Деньги. Они лежали у неё на ладони. Не абстрактная мечта, а бумажки, пахнущие чужими руками, чужим потом. На них можно было купить свободу. Или пропасть.
Она пошла обратно к автостанции, уже другим человеком — вором, у которого в мешке лежал плод её падения. По дороге она увидела витрину магазина «Галантерея». За стеклом безжизненно висели платья, кофты, чулки. Одно платье привлекло её взгляд — небесно-голубое, из какого-то креп-сатина, с маленьким белым воротничком и поясом. Оно было немыслимо красивым, чистым, городским. Таким, в каком должна ходить студентка или молодой инженер. Таким, в каком она могла бы приехать за Светой.
И тут её накрыло. Не раскаяние, нет. Её накрыла волна жадного, всепоглощающего желания. Желания не просто вырваться, а сразу, сейчас, стать другой. Не Анной из Дубравки, замученной работой и заботами, а Анной, которой все будут завидовать. Анной, которая может себе позволить такое платье.
«Одно только платье, — уговаривала она себя, замирая у витрины. — И туфли. Чтобы не приехать в город полной нищенкой. Чтобы на меня смотрели с уважением».
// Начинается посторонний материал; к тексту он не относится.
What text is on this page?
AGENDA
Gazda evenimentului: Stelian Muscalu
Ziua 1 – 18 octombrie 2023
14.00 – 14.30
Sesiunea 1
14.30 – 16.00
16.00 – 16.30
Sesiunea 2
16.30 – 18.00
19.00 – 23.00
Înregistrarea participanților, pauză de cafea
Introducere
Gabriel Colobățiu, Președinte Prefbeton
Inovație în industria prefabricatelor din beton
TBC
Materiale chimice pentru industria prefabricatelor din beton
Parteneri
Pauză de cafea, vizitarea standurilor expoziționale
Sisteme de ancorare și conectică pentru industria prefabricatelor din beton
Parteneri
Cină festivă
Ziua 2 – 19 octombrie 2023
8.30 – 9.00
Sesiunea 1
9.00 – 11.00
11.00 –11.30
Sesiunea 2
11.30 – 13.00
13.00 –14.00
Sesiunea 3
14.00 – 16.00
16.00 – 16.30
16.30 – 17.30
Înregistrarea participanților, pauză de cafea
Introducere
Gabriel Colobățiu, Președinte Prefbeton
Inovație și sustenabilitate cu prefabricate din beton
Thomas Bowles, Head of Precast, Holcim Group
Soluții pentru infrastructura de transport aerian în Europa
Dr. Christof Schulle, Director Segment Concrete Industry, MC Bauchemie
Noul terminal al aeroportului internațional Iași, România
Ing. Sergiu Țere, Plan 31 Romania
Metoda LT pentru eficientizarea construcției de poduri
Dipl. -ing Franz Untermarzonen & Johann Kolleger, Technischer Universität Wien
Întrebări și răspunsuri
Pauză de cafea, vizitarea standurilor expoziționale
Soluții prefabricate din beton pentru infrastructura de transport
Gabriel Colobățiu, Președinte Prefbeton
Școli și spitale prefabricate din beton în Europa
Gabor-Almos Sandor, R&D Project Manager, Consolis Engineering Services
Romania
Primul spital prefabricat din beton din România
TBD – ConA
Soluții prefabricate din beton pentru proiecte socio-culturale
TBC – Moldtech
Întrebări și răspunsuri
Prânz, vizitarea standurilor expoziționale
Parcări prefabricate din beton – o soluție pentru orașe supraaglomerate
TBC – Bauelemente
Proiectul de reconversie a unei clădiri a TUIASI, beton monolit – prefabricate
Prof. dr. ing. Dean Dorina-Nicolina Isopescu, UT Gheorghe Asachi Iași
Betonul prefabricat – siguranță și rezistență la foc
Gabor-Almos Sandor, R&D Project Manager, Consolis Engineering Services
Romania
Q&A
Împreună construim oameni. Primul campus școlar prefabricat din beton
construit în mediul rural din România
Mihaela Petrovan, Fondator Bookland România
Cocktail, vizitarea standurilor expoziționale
Разум, притупленный страхом и адреналином, молчал. Одна часть украденных денег была потрачена в тот же день, с лихорадочной, болезненной быстротой. Помимо рокового голубого платья и туфель на небольшом каблуке (которые жали, но она этого почти не чувствовала), она купила нейлоновые чулки, новую сумку из кожзама и даже флакон дешёвых духов «Красная Москва». Покупая всё это, она ловила на себе взгляды продавщиц и других покупателей. Ей казалось, что в этих взглядах читается подозрение: откуда у замухрышки из деревни такие деньги? Но, скорее всего, они просто удивлялись её странной, лихорадочной решимости.
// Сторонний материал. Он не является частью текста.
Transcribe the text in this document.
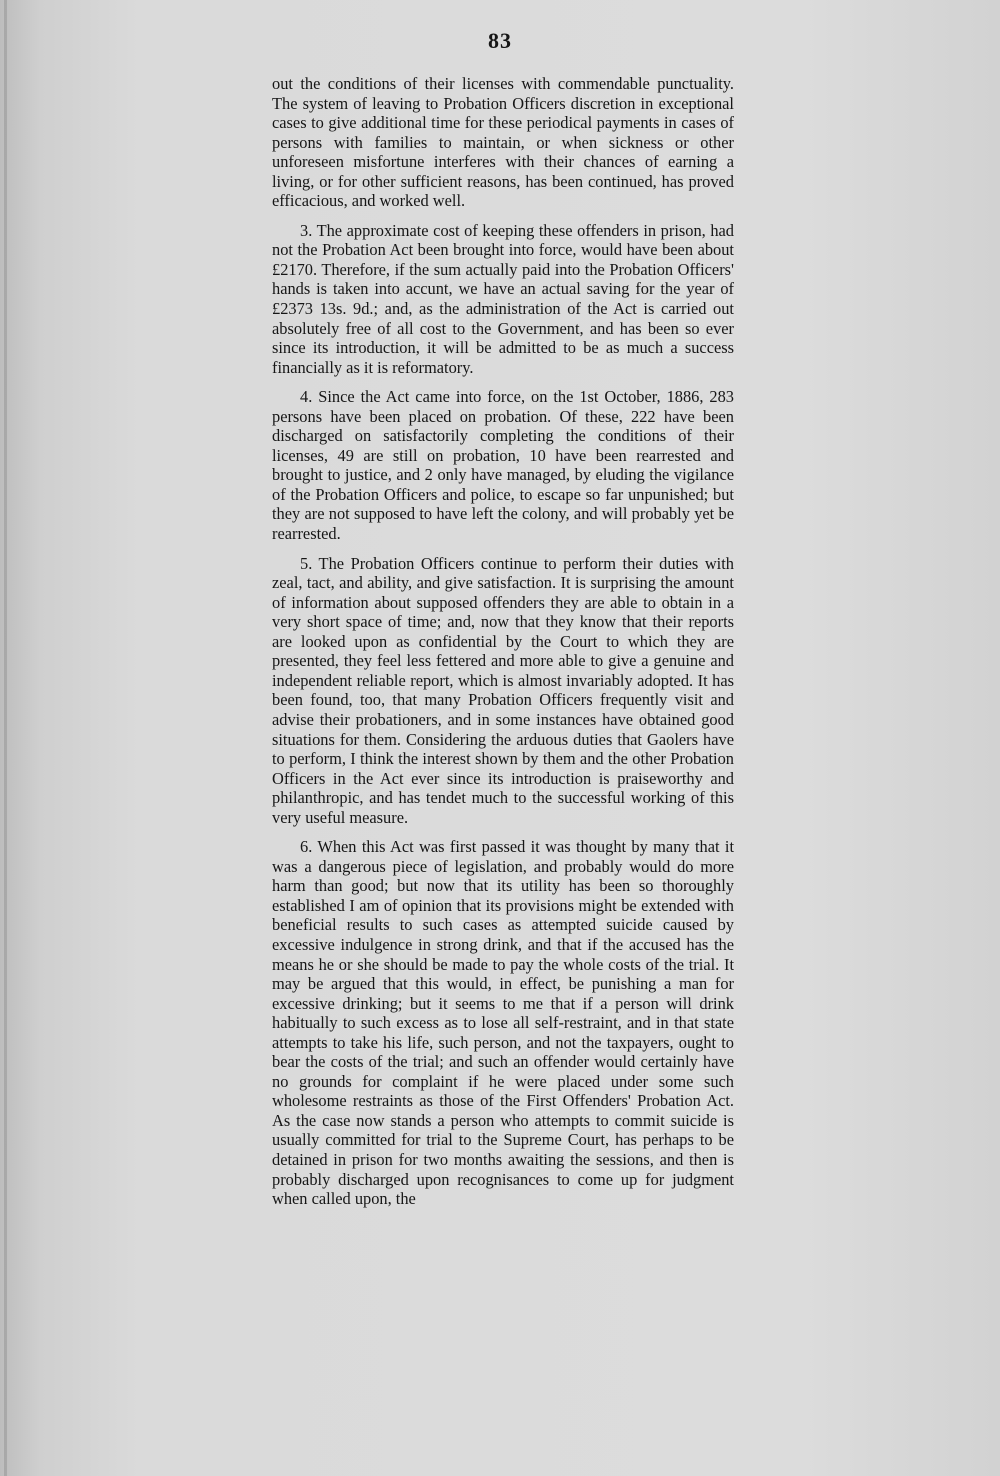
83

out the conditions of their licenses with commendable punctuality. The system of leaving to Probation Officers discretion in exceptional cases to give additional time for these periodical payments in cases of persons with families to maintain, or when sickness or other unforeseen misfortune interferes with their chances of earning a living, or for other sufficient reasons, has been continued, has proved efficacious, and worked well.

3. The approximate cost of keeping these offenders in prison, had not the Probation Act been brought into force, would have been about £2170. Therefore, if the sum actually paid into the Probation Officers' hands is taken into accunt, we have an actual saving for the year of £2373 13s. 9d.; and, as the administration of the Act is carried out absolutely free of all cost to the Government, and has been so ever since its introduction, it will be admitted to be as much a success financially as it is reformatory.

4. Since the Act came into force, on the 1st October, 1886, 283 persons have been placed on probation. Of these, 222 have been discharged on satisfactorily completing the conditions of their licenses, 49 are still on probation, 10 have been rearrested and brought to justice, and 2 only have managed, by eluding the vigilance of the Probation Officers and police, to escape so far unpunished; but they are not supposed to have left the colony, and will probably yet be rearrested.

5. The Probation Officers continue to perform their duties with zeal, tact, and ability, and give satisfaction. It is surprising the amount of information about supposed offenders they are able to obtain in a very short space of time; and, now that they know that their reports are looked upon as confidential by the Court to which they are presented, they feel less fettered and more able to give a genuine and independent reliable report, which is almost invariably adopted. It has been found, too, that many Probation Officers frequently visit and advise their probationers, and in some instances have obtained good situations for them. Considering the arduous duties that Gaolers have to perform, I think the interest shown by them and the other Probation Officers in the Act ever since its introduction is praiseworthy and philanthropic, and has tendet much to the successful working of this very useful measure.

6. When this Act was first passed it was thought by many that it was a dangerous piece of legislation, and probably would do more harm than good; but now that its utility has been so thoroughly established I am of opinion that its provisions might be extended with beneficial results to such cases as attempted suicide caused by excessive indulgence in strong drink, and that if the accused has the means he or she should be made to pay the whole costs of the trial. It may be argued that this would, in effect, be punishing a man for excessive drinking; but it seems to me that if a person will drink habitually to such excess as to lose all self-restraint, and in that state attempts to take his life, such person, and not the taxpayers, ought to bear the costs of the trial; and such an offender would certainly have no grounds for complaint if he were placed under some such wholesome restraints as those of the First Offenders' Probation Act. As the case now stands a person who attempts to commit suicide is usually committed for trial to the Supreme Court, has perhaps to be detained in prison for two months awaiting the sessions, and then is probably discharged upon recognisances to come up for judgment when called upon, the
Вечером она вернулась в Дубравку не с пустым мешком, а с тайной, завёрнутой в газету и спрятанной под соломой в сарае. Матери она сказала, что дали небольшую денежную помощь к отъезду. Мария Семёновна, ослабевшая, лишь кивнула, слишком больная, чтобы задавать вопросы. Она взяла несколько рублей на лекарства, и Анна с облегчением отдала их — это было хоть какое-то оправдание.
Ночь перед отъездом Анна не спала. Она то вскакивала, чтобы проверить, на месте ли свёрток, то лежала, уставившись в темноту, и прислушивалась к стуку собственного сердца. Ей чудились шаги за окном, скрип двери. Каждый звук заставлял её замирать в ужасе. Она уже представляла, как на пороге стоит милиционер, а за ним — Клавдия Петровна с лицом, искажённым горем и гневом.
Но утро наступило обычное, серое. Бригадир на грузовике собрал пятерых «счастливчиков», отправляющихся на завод. Анна, одетая в своё старое, села в кузов, прижав к груди свёрток с новыми вещами. Когда грузовик тронулся, и родная, ненавистная, жалкая Дубравка поплыла назад, она не оглянулась ни разу. Она смотрела только вперёд, на пыльную дорогу, ведущую к городу, к новой жизни, купленной ценой, которую она тогда ещё до конца не осознавала.
А в сумке Клавдии Петровны, валявшейся под досками в краснолучском переулке, вместе с документами лежала маленькая, никем не замеченная фотография. На ней — молодая Клавдия Петровна и её муж, лейтенант, погибший под Сталинградом. И ещё — открытка с видом Ленинграда, которую он прислал ей с фронта. Украденными оказались не только деньги. Была украдена память. Было украдено единственное материальное доказательство того, что любовь и счастье когда-то были реальны. Но Анна, пряча кошелёк, этого не увидела и не узнала.
***
Город встретил её не огнями и не парадными проспектами, а серым, бесконечным дождём, который стучал по жестяной крыше грузовика ещё на подъезде. Минск в 1954 году был гигантской строительной площадкой: среди уцелевших довоенных зданий зияли пустыри, заваленные битым кирпичом, а рядом уже поднимались каркасы новых «сталинок», облепленные, как муравьями, людьми в телогрейках.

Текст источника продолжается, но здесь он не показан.